Use for loops for side effects like printing, logging, or mutating external state. Use for_each only when you are chaining adapters and need a consumer that returns (). The community convention is to prefer for loops for standalone side effects. It's clearer and often faster.
Reference depth confusion
As mentioned earlier, iter() yields &T. filter takes &T. map takes T. This means filter gets &&T and map gets &T. If you forget the destructuring, you end up with references where you want values. The compiler will complain with E0277 (trait bound not satisfied) if you try to use a reference as a value.

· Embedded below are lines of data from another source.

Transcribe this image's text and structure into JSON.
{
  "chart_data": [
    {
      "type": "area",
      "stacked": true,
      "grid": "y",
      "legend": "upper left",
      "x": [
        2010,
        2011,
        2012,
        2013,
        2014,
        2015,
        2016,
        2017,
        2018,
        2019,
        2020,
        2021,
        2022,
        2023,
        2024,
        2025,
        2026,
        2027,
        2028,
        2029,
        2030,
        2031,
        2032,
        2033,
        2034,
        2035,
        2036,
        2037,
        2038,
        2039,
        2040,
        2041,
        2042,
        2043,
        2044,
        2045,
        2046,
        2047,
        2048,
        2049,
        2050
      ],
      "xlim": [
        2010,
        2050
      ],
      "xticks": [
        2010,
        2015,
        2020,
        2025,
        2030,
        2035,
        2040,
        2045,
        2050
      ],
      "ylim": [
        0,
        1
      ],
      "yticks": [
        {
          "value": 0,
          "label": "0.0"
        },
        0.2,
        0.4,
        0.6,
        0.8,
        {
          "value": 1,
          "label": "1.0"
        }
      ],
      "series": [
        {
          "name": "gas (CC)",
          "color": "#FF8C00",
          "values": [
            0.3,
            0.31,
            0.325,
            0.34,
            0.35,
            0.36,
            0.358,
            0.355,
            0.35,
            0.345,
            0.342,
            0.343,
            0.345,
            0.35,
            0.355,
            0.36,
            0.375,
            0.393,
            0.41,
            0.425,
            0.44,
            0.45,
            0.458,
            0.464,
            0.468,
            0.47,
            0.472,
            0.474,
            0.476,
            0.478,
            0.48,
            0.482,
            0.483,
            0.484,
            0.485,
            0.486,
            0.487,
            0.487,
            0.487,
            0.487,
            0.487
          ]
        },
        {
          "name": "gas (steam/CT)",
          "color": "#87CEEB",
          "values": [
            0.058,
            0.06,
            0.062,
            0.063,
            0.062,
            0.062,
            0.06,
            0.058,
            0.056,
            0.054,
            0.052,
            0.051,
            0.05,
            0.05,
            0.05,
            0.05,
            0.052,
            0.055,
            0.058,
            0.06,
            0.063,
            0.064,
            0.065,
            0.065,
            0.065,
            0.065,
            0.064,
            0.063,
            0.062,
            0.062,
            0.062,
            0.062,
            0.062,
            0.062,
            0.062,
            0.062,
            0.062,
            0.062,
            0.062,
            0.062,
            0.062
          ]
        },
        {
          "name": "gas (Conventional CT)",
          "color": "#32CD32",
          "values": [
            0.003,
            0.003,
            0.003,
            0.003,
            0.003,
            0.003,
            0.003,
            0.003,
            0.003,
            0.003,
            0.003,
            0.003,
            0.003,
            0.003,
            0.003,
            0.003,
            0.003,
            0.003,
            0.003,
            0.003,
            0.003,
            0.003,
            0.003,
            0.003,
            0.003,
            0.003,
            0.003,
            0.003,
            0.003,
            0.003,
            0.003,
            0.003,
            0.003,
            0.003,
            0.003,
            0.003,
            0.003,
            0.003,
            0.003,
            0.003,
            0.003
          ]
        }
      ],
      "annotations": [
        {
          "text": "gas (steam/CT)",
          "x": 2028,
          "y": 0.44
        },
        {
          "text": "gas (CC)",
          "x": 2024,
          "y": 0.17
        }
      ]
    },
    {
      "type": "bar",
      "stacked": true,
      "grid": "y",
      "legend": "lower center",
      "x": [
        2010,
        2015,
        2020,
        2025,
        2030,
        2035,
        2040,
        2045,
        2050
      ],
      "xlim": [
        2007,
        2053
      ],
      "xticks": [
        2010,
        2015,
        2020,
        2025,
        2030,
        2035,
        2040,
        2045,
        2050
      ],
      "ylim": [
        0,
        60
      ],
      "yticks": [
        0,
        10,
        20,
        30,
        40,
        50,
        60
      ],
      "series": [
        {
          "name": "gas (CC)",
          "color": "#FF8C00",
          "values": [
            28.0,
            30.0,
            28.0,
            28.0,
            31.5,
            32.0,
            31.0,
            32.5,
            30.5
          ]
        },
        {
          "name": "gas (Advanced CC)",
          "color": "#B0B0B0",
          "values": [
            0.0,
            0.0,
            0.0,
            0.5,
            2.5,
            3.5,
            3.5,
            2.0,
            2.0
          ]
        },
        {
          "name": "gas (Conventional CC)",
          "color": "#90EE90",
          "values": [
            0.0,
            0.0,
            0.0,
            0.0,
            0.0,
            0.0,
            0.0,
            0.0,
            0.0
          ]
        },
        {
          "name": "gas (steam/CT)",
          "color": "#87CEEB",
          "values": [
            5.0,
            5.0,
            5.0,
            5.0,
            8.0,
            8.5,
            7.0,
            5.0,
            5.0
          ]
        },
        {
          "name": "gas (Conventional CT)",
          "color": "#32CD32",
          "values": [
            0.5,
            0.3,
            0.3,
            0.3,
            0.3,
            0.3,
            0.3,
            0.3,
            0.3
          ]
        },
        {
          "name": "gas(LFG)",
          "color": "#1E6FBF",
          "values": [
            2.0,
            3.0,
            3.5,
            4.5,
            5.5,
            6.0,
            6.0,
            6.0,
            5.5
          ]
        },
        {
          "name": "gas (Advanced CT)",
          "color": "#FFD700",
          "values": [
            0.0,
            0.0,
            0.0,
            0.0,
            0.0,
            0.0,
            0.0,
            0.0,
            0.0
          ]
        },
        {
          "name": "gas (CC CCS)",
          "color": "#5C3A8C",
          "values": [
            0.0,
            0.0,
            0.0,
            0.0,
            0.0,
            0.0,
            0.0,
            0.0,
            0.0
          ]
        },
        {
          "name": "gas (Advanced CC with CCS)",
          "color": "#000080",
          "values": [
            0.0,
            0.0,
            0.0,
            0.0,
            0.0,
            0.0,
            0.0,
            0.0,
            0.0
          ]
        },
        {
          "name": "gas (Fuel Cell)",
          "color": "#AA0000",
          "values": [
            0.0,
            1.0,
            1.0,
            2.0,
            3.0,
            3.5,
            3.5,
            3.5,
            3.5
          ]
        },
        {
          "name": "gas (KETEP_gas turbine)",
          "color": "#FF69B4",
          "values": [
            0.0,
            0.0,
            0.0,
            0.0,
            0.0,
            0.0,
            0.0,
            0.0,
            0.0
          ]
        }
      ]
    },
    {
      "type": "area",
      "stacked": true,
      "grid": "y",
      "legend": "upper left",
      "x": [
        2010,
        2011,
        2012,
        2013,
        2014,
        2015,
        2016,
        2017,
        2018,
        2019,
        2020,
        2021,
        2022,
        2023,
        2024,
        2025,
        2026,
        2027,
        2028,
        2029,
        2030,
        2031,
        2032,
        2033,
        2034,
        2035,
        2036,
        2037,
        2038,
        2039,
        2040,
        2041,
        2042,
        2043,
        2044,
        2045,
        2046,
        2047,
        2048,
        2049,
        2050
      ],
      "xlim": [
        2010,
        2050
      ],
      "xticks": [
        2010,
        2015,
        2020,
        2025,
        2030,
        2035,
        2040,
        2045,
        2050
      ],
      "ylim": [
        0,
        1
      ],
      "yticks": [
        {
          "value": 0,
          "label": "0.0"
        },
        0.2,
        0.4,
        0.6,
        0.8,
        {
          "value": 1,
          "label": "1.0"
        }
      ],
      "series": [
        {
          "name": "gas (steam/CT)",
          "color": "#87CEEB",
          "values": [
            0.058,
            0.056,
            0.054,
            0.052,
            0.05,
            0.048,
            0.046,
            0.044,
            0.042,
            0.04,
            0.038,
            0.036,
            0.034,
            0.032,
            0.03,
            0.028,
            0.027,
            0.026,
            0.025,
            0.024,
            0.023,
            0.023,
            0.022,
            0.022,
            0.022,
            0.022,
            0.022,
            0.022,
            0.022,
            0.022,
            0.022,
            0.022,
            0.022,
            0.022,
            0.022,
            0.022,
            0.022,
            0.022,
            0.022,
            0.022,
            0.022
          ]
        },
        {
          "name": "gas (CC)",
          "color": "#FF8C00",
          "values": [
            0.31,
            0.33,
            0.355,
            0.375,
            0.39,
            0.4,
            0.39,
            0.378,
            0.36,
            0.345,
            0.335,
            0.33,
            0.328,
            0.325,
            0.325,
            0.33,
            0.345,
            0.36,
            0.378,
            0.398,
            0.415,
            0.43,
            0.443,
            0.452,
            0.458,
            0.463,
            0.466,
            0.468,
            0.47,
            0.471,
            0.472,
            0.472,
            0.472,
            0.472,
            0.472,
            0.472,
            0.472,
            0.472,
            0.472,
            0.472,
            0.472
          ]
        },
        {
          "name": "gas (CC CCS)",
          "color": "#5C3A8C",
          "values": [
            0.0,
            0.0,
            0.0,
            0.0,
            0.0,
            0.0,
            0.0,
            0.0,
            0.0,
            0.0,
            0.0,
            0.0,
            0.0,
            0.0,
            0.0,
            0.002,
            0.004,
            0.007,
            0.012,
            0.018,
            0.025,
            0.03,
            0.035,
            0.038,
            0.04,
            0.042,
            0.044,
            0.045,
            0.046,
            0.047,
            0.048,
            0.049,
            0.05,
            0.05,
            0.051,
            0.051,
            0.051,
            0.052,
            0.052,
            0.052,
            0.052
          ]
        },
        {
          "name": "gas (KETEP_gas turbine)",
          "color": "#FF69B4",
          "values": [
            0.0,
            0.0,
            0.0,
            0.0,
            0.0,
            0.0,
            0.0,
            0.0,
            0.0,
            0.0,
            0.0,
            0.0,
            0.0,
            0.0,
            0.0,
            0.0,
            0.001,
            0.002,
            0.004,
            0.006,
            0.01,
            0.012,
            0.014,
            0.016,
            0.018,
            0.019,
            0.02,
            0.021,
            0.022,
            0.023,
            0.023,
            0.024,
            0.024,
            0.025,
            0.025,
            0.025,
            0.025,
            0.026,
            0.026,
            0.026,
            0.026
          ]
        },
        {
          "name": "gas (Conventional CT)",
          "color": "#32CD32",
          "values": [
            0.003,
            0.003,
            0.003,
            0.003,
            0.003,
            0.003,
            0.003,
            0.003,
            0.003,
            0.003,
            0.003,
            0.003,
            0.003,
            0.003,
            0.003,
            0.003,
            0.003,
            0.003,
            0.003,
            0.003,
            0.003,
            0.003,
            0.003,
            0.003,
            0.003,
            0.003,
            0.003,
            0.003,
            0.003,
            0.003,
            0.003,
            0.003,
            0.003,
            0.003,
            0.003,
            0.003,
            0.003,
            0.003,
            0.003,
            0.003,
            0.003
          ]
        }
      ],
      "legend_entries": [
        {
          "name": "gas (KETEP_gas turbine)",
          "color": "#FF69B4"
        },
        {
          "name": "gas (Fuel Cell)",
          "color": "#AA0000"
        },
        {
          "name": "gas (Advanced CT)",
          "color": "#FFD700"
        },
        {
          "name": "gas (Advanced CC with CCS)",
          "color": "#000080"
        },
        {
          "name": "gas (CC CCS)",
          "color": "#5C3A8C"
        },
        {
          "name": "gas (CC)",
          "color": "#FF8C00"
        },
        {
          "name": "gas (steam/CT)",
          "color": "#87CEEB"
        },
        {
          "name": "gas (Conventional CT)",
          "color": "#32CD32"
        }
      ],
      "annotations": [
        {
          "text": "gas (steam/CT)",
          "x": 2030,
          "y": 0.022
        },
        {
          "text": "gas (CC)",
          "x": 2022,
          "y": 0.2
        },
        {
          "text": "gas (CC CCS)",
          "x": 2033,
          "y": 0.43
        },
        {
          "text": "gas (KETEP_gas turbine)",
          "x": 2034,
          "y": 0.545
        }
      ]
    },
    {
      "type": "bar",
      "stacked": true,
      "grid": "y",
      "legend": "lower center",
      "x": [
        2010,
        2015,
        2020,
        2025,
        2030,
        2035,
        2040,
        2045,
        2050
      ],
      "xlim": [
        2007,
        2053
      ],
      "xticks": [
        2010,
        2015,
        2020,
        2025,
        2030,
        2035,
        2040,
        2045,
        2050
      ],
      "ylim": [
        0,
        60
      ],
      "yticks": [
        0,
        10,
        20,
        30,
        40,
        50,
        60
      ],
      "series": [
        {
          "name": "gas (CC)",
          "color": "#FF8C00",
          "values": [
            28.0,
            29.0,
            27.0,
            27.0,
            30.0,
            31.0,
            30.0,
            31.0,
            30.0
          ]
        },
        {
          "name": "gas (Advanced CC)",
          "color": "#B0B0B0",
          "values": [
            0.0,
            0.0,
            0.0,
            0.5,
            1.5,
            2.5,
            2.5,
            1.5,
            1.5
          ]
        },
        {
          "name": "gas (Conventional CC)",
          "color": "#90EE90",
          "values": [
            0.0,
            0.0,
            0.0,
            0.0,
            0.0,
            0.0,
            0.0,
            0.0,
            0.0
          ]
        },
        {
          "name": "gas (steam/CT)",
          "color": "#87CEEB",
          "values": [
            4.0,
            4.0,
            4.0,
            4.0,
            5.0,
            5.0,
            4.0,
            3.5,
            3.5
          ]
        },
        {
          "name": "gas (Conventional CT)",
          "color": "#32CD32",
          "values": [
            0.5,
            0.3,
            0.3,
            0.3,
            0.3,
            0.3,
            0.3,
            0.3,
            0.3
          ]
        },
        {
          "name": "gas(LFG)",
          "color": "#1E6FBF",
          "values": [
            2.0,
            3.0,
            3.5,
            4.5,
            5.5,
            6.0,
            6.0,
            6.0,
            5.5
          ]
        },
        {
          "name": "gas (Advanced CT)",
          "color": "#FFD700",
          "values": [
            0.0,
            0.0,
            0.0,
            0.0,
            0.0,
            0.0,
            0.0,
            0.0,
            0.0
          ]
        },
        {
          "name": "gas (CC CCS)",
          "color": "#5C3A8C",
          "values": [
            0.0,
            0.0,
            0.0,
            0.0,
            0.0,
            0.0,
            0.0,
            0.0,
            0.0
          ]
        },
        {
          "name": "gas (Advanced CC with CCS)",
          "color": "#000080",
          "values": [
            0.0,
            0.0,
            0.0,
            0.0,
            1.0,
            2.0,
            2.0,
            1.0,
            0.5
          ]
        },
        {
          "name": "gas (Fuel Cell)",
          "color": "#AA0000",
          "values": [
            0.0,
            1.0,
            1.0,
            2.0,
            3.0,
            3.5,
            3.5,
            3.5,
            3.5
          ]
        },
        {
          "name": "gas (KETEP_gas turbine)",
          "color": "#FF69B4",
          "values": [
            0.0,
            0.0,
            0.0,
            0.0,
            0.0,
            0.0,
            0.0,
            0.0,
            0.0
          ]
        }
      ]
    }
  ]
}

Check the closure signature. Match the pattern to the reference depth. &&x for filter on iter(). &x for map on iter(). This pattern holds for most chains.
Decision: iterators versus loops
Use iterator adapters when you transform data from one collection to another. The compiler fuses the loops and avoids intermediate allocations. The code is declarative and less error-prone.
Use a for loop when you need to perform side effects like printing, logging, or mutating external state. The for loop is clearer and avoids the overhead of closure calls in for_each.
Use into_iter when you want to consume the collection and take ownership of the items. This moves values out instead of borrowing references. It's useful when you need owned data in the pipeline.
Use iter_mut when you need to modify the items in place. This gives you mutable references through the pipeline. You can update fields without cloning.
Reach for for_each only when you are chaining adapters and need a consumer that returns (). Prefer a for loop for standalone side effects.
Iterators are for data transformation. Loops are for actions. Keep them separate. Write the chain, let LLVM do the heavy lifting.